JungJin's entrepreneurial journey started at an early age when he worked as a taxi driver to get himself through Konkuk University in Seoul, South Korea. After studying industrial engineering, he rose through the ranks of Daewoo Motor Co. before losing his job amid the carmaker’s financial troubles following the 1997 Asian economic crisis.
Following this, JungJin started collaborating with colleagues to explore business opportunities in different industries, though none delivered lasting success. The turning point came after he attended a talk hosted by renowned scholars, which inspired him to focus on the biopharmaceutical sector.
And so he founded Celltrion with just US$45,000 of his savings. The launch of Remsima, credited with being the world's first antibody biosimilar, quickly moved Celltrion up the ranks of the country's fairly underdeveloped pharmaceutical sector.
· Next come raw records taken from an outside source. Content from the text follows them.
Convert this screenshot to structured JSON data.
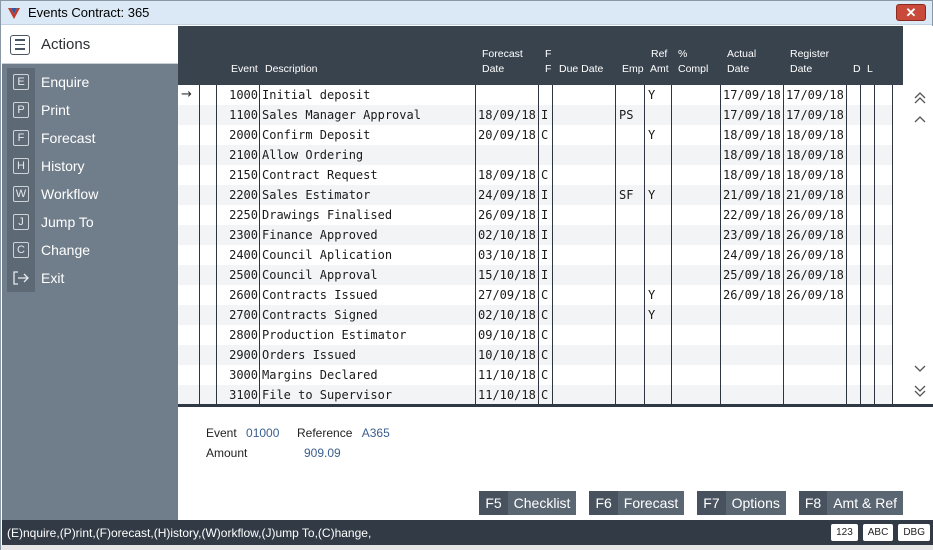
{
  "window": {
    "title": "Events  Contract: 365",
    "close_label": "✕"
  },
  "sidebar": {
    "header": "Actions",
    "items": [
      {
        "key": "E",
        "label": "Enquire"
      },
      {
        "key": "P",
        "label": "Print"
      },
      {
        "key": "F",
        "label": "Forecast"
      },
      {
        "key": "H",
        "label": "History"
      },
      {
        "key": "W",
        "label": "Workflow"
      },
      {
        "key": "J",
        "label": "Jump To"
      },
      {
        "key": "C",
        "label": "Change"
      },
      {
        "key": "",
        "label": "Exit",
        "icon": "exit-arrow-icon"
      }
    ]
  },
  "grid": {
    "columns": {
      "event": "Event",
      "description": "Description",
      "forecast_1": "Forecast",
      "forecast_2": "Date",
      "ff_1": "F",
      "ff_2": "F",
      "due_date": "Due Date",
      "emp": "Emp",
      "ref_1": "Ref",
      "ref_2": "Amt",
      "compl_1": "%",
      "compl_2": "Compl",
      "actual_1": "Actual",
      "actual_2": "Date",
      "register_1": "Register",
      "register_2": "Date",
      "d": "D",
      "l": "L"
    },
    "rows": [
      {
        "event": "1000",
        "description": "Initial deposit",
        "forecast": "",
        "ff": "",
        "due": "",
        "emp": "",
        "ref": "Y",
        "compl": "",
        "actual": "17/09/18",
        "register": "17/09/18"
      },
      {
        "event": "1100",
        "description": "Sales Manager Approval",
        "forecast": "18/09/18",
        "ff": "I",
        "due": "",
        "emp": "PS",
        "ref": "",
        "compl": "",
        "actual": "17/09/18",
        "register": "17/09/18"
      },
      {
        "event": "2000",
        "description": "Confirm Deposit",
        "forecast": "20/09/18",
        "ff": "C",
        "due": "",
        "emp": "",
        "ref": "Y",
        "compl": "",
        "actual": "18/09/18",
        "register": "18/09/18"
      },
      {
        "event": "2100",
        "description": "Allow Ordering",
        "forecast": "",
        "ff": "",
        "due": "",
        "emp": "",
        "ref": "",
        "compl": "",
        "actual": "18/09/18",
        "register": "18/09/18"
      },
      {
        "event": "2150",
        "description": "Contract Request",
        "forecast": "18/09/18",
        "ff": "C",
        "due": "",
        "emp": "",
        "ref": "",
        "compl": "",
        "actual": "18/09/18",
        "register": "18/09/18"
      },
      {
        "event": "2200",
        "description": "Sales Estimator",
        "forecast": "24/09/18",
        "ff": "I",
        "due": "",
        "emp": "SF",
        "ref": "Y",
        "compl": "",
        "actual": "21/09/18",
        "register": "21/09/18"
      },
      {
        "event": "2250",
        "description": "Drawings Finalised",
        "forecast": "26/09/18",
        "ff": "I",
        "due": "",
        "emp": "",
        "ref": "",
        "compl": "",
        "actual": "22/09/18",
        "register": "26/09/18"
      },
      {
        "event": "2300",
        "description": "Finance Approved",
        "forecast": "02/10/18",
        "ff": "I",
        "due": "",
        "emp": "",
        "ref": "",
        "compl": "",
        "actual": "23/09/18",
        "register": "26/09/18"
      },
      {
        "event": "2400",
        "description": "Council Aplication",
        "forecast": "03/10/18",
        "ff": "I",
        "due": "",
        "emp": "",
        "ref": "",
        "compl": "",
        "actual": "24/09/18",
        "register": "26/09/18"
      },
      {
        "event": "2500",
        "description": "Council Approval",
        "forecast": "15/10/18",
        "ff": "I",
        "due": "",
        "emp": "",
        "ref": "",
        "compl": "",
        "actual": "25/09/18",
        "register": "26/09/18"
      },
      {
        "event": "2600",
        "description": "Contracts Issued",
        "forecast": "27/09/18",
        "ff": "C",
        "due": "",
        "emp": "",
        "ref": "Y",
        "compl": "",
        "actual": "26/09/18",
        "register": "26/09/18"
      },
      {
        "event": "2700",
        "description": "Contracts Signed",
        "forecast": "02/10/18",
        "ff": "C",
        "due": "",
        "emp": "",
        "ref": "Y",
        "compl": "",
        "actual": "",
        "register": ""
      },
      {
        "event": "2800",
        "description": "Production Estimator",
        "forecast": "09/10/18",
        "ff": "C",
        "due": "",
        "emp": "",
        "ref": "",
        "compl": "",
        "actual": "",
        "register": ""
      },
      {
        "event": "2900",
        "description": "Orders Issued",
        "forecast": "10/10/18",
        "ff": "C",
        "due": "",
        "emp": "",
        "ref": "",
        "compl": "",
        "actual": "",
        "register": ""
      },
      {
        "event": "3000",
        "description": "Margins Declared",
        "forecast": "11/10/18",
        "ff": "C",
        "due": "",
        "emp": "",
        "ref": "",
        "compl": "",
        "actual": "",
        "register": ""
      },
      {
        "event": "3100",
        "description": "File to Supervisor",
        "forecast": "11/10/18",
        "ff": "C",
        "due": "",
        "emp": "",
        "ref": "",
        "compl": "",
        "actual": "",
        "register": ""
      }
    ]
  },
  "detail": {
    "event_label": "Event",
    "event_value": "01000",
    "reference_label": "Reference",
    "reference_value": "A365",
    "amount_label": "Amount",
    "amount_value": "909.09"
  },
  "function_keys": [
    {
      "key": "F5",
      "label": "Checklist"
    },
    {
      "key": "F6",
      "label": "Forecast"
    },
    {
      "key": "F7",
      "label": "Options"
    },
    {
      "key": "F8",
      "label": "Amt & Ref"
    }
  ],
  "status": {
    "text": "(E)nquire,(P)rint,(F)orecast,(H)istory,(W)orkflow,(J)ump To,(C)hange,",
    "badges": [
      "123",
      "ABC",
      "DBG"
    ]
  }
}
Celltrion followed this success with the launch of drugs for breast cancer and lymphoma that today are being used worldwide.
With ambitions to be the world’s first in different areas, Celltrion has pioneered numerous uncharted areas to great success over the past two decades, most recently responding to the global pandemic by successfully developing an antibody treatment for COVID-19 and working to ensure a timely supply of the safe and effective treatment.
“When I first started, my vision was to help patients gain access to safe, effective and affordable medicines and thereby enhance the quality of people’s lives,” explains JungJin. “The success of Celltrion has enabled me to expand on this while finding new ways to fuel my entrepreneurial drive.”